Another manuscript entitled Karanatavada without any author's name is found enlisted in the Catalogue of the Sanskrit Manuscripts in the Library of the India-Office (Part IV., Sanskrit Literature : A Scientific and Technical Literature, VII-Philosophy, by Ernst Windisch and Julius Eggling, London, 1894, pp. 652-3). It numbers 3066. The author's name not being mentioned in the manuscript, the catalogue advises to consult the Catalogus Catalogorum by Theodor Aufrecht (Part-I, 1962, p. 95) which, as we found, hints Karanatavada as another name of the Karanatavicara by Bhavananda. Again the Catalogue of Sanskrit and Prakrt Manuscripts in the Central Provinces and Berar (C.P.B) by Rai Bahadur Hiralal (Nagpur, 1926, p. 74, No. 766) mentions, while enlisting Karanatavicara of Bhavananda Bhattacarya, that the text is also called Karanatavada. The N.C.C. (op.cit) also gives both the names. Thus we guessed that the manuscript Karanatavada of the India Office Library could be Bhavananda's Karanatavicara. But we were not fully sure about the fact till the physical varification and tallying between both the manuscripts - that of I.O.L. and of B.O.R.I. Because, the N.C.C. and C.P.B. also mention about the Karanatavada by Gopalatatacarya. However, after the physical verification, it was found that Karanatavicara (B.O.R.I.) by Bhavananda (as reads its colophon - "iti Bhavananda Bhattacarya viracite (ta) Karanatavicarah samaptah” is the same as Karanatavada (I.O.L.) which mentions no author. They resemble with each other line by line barring some minor variations and scribe's mistakes.

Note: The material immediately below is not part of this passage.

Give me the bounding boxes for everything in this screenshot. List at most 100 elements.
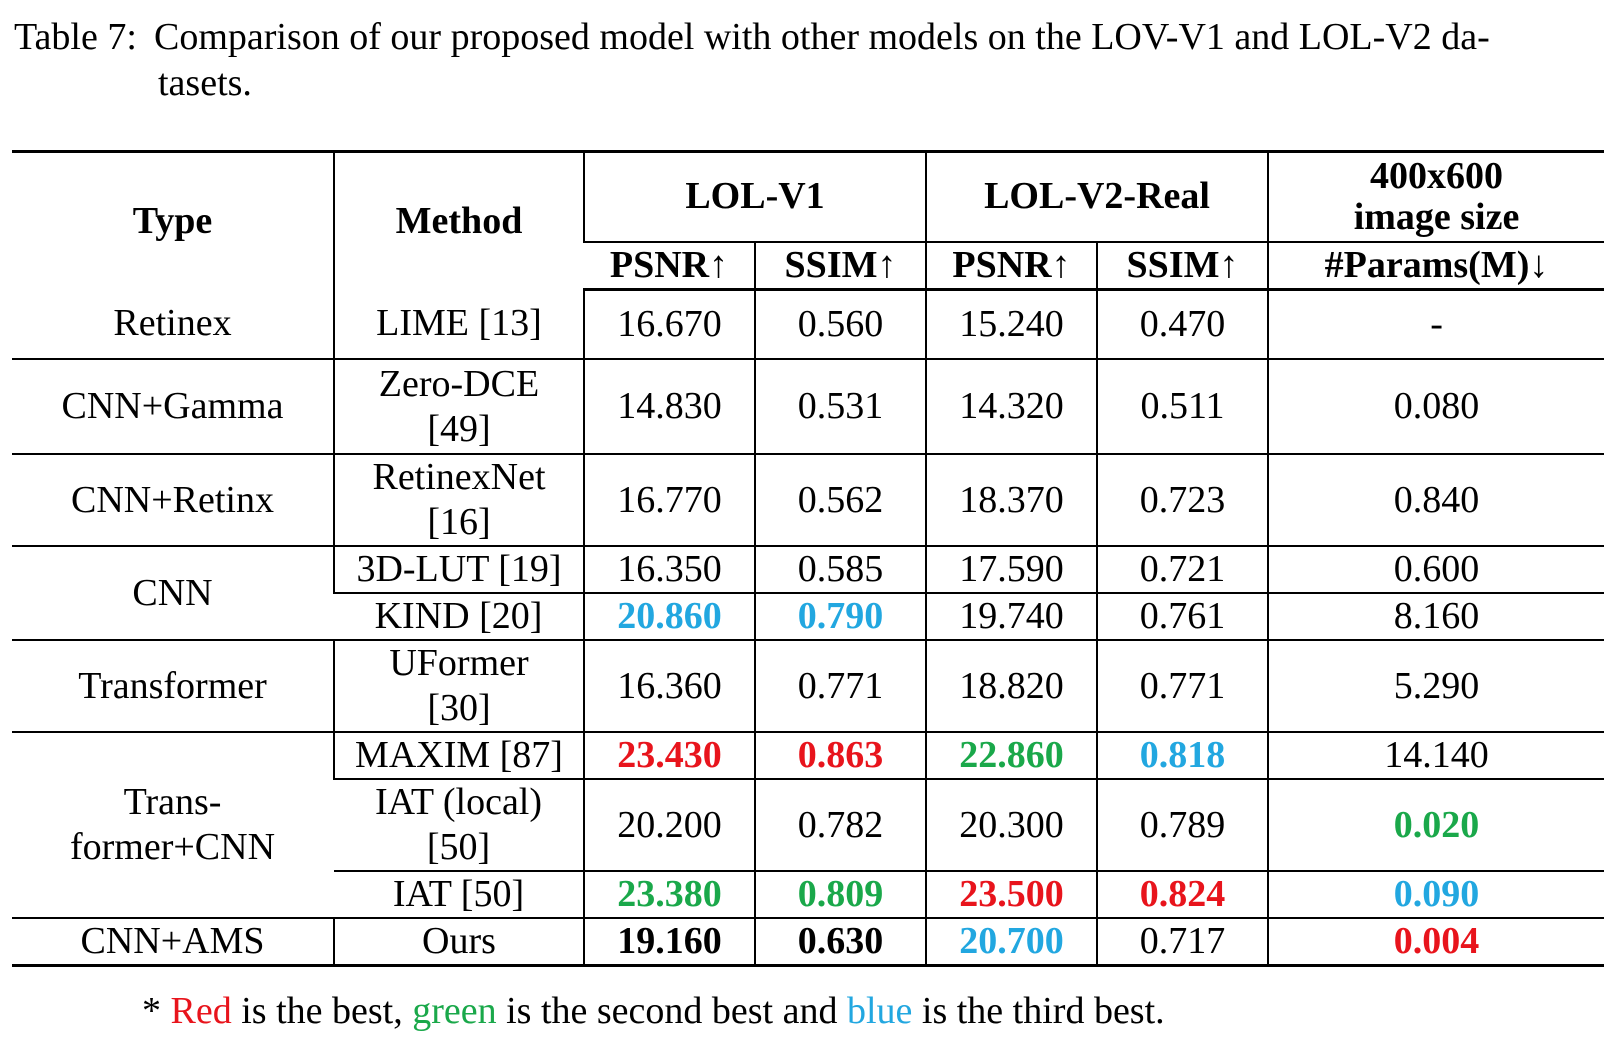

So, ascertaining the author of the Karanatavada (I.O.L.) was not a great problem. But a serious problem arose when we came to know that the Karanatavadavicih, the 30th Vada in the Vadavaridhi of Gadadhara Bhattacarya varies very negligibly from Bhavananda's Karanatavicara.
In our opinion, Gadadhara's Karanatavada-vicih (No. 30) cannot prove-that Bhavananda has no such treatise as Karanatavicara. Because, the N.C.C. (Vol. III) mentions (besides the I.O.L. copy) not less than four copies of the manuscript Karanata-vicara of Bhavananda, available in different places including B.O.R.I., Poona. Nor can the absence of a benedictory verse in the Karanatavicara prove that it was not an independent treatise and possibly was an extract from Gadadhara's work. Because, for some or other reason Bhavananda has not given a benedictory verse here. His Akhyatavada tika or Akhyatavadasaramanjari a commentary on Raghunatha Akhyatavada has also no benedictory verse in the beginning. His Pratyaksaloka-saramanjari has also no benedictory verse in the beginning. So the absence of the benedictory verse cannot raise a doubt over the fact that Bhavananda has an independent treatise on causality called Karanatavicara or Karanatavada.
On the other hand, we can't also say that Gadadhara has quoted the whole text of Bhavananda. Because, the purpose of such quotation would not be clear. One can quote the text of his predecessor in order to criticise or justify it and while doing that also one usually refers to the predecessor's name. But Gadadhara has done neither of these.